I recently read three old detective mysteries in a row, starting with the hardest boiled, Mickey Spillane’s I, The Jury. The plot wasn’t bad, it was a page-turner. It went a little overboard with the gratuitous violence: the private eye would beat up anyone who looked at him funny, and get away with it. He was out of control. Anyway, worth reading for the experience and comparison with other styles.
Then I read The Ferguson Affair by Ross MacDonald. This was more medium boiled. Also well-plotted, except for a couple contrivances near the end. I’ve read one of his earlier mysteries and liked it, and this did not change my opinion. I don’t think you can go wrong with any Ross MacDonald mystery.

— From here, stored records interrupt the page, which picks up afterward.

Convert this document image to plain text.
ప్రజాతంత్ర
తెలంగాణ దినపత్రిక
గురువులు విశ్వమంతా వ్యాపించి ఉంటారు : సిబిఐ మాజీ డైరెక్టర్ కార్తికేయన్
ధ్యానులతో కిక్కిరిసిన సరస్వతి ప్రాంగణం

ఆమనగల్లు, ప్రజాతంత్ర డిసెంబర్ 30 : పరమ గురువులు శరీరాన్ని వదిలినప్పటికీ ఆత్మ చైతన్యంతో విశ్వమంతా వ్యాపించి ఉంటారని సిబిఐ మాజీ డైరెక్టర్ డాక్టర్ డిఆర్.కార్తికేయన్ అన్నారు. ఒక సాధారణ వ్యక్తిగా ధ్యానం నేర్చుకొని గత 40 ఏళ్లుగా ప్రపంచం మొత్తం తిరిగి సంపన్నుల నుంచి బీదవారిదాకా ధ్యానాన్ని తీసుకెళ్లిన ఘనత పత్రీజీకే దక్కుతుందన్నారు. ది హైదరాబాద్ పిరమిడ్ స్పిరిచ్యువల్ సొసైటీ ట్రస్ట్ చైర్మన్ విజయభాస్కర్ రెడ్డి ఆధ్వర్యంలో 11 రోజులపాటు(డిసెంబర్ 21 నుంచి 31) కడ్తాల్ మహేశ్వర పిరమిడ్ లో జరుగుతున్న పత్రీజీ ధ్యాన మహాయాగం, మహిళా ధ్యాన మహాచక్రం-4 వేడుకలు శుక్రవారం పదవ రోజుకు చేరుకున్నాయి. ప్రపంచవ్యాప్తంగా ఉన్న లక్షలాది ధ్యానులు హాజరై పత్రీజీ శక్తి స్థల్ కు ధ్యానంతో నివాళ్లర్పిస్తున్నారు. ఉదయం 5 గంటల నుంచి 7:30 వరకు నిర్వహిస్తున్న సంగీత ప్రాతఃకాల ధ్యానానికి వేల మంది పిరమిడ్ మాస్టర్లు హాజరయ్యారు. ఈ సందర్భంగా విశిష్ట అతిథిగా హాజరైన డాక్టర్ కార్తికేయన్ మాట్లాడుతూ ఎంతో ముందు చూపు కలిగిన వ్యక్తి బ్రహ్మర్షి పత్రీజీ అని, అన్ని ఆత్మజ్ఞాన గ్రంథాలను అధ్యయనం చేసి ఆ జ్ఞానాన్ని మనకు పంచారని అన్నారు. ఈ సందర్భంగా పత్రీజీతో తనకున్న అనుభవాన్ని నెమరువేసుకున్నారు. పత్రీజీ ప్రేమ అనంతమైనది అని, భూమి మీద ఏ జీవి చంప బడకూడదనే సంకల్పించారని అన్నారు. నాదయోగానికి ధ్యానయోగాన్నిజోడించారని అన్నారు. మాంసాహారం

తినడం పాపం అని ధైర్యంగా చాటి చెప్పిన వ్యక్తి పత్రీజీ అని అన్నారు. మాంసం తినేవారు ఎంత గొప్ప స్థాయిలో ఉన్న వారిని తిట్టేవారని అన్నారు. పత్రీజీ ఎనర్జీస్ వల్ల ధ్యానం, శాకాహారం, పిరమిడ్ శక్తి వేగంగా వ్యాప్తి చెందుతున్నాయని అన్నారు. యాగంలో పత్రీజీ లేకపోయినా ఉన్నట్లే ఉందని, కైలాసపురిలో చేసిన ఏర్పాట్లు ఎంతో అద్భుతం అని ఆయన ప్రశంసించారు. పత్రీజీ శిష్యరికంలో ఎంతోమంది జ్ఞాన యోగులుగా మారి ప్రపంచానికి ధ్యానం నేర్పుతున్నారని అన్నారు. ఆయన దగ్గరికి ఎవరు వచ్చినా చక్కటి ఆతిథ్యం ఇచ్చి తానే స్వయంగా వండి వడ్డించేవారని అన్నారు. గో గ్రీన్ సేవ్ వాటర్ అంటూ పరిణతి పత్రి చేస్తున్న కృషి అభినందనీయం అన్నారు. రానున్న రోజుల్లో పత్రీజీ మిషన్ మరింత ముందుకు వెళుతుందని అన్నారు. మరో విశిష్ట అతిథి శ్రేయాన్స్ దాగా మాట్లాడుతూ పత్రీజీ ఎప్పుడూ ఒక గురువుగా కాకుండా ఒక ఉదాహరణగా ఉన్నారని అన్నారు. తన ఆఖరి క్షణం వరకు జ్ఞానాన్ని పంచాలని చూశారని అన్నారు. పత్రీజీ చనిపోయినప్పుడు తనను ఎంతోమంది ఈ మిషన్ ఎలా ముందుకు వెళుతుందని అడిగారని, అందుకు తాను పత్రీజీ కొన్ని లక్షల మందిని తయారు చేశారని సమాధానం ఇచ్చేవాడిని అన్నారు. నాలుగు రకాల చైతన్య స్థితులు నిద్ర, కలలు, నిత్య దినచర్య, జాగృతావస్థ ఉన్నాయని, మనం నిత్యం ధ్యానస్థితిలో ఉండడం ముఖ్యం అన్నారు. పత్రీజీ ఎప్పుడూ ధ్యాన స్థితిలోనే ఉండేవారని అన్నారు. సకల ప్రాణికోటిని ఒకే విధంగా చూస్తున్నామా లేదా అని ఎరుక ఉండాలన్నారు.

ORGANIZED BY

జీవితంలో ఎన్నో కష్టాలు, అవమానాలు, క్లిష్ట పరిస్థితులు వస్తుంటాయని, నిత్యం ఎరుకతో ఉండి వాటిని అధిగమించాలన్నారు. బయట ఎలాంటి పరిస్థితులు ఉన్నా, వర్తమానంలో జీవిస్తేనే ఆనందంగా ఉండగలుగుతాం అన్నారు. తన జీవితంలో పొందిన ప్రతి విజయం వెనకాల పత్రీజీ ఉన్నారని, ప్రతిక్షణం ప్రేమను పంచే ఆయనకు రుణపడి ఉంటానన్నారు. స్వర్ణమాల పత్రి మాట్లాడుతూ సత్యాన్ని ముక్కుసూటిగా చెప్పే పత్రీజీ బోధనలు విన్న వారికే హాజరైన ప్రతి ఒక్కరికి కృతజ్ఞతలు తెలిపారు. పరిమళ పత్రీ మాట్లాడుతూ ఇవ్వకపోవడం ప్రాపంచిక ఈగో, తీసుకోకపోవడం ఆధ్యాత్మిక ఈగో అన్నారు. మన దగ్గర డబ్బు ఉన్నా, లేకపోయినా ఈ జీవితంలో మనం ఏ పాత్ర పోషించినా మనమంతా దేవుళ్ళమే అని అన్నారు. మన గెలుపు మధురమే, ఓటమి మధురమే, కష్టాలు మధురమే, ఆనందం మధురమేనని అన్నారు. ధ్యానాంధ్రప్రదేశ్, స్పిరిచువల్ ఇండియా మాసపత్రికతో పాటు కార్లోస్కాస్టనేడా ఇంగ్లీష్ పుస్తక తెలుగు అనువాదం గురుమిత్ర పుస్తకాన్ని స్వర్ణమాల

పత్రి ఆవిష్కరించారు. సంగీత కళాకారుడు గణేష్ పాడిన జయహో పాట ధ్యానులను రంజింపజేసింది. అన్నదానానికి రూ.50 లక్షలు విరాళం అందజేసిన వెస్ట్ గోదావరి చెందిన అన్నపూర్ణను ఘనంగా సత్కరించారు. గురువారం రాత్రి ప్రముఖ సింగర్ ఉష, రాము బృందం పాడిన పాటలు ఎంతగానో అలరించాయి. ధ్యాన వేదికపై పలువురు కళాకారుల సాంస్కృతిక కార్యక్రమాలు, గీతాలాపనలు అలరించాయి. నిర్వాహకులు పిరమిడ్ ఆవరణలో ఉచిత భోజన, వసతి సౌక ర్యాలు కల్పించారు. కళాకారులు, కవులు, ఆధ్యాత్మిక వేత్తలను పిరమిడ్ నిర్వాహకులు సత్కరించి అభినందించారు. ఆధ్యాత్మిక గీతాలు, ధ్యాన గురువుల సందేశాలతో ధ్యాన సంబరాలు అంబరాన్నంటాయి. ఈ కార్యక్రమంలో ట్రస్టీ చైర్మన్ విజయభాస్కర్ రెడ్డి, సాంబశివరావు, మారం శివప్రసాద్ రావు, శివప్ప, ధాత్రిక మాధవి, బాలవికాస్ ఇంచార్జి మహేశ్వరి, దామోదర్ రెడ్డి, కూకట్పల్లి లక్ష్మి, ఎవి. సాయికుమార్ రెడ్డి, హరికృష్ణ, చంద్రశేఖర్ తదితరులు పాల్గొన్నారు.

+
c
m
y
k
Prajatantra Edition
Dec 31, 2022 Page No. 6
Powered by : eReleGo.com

Finally I read The Spanish Cape Mystery by Ellery Queen. The softest boiled style of the three, in fact the style is quite formal and literary. It is rife with literary allusions to Greek mythology, Shakespeare, and many other classic writers and philosophers. It is stimulating and witty. The most interesting device is that Ellery Queen himself, in the role of private detective, is the protagonist of the story! That device works very well, adds a lot of charm. This was my favorite of the three novels, it was utterly spellbinding, and I will go back to the library for more Ellery Queen very soon. Enjoy!
Chuck – As you know, I’m a huge mystery fan. Of the 3 you mention, I prefer Ross MacDonald. I also love John D. MacDonald (probably no relation, but I’m not sure). At one time, I had read all of John D. MacDonald’s books. I don’t know if he’s still alive and writing, but I doubt it. I like your comparison. I guess I prefer medium-boiled. If you haven’t read any John D. MacDonald, you definitely should, preferably the Travis McGee series. Travis is a unique combination of hard and soft-boiled. I guess that would make him medium-boiled as well..
Pat – When I’m at the library I’ll look for John D. MacDonald, I’m anxious to read him. So many books, so little time!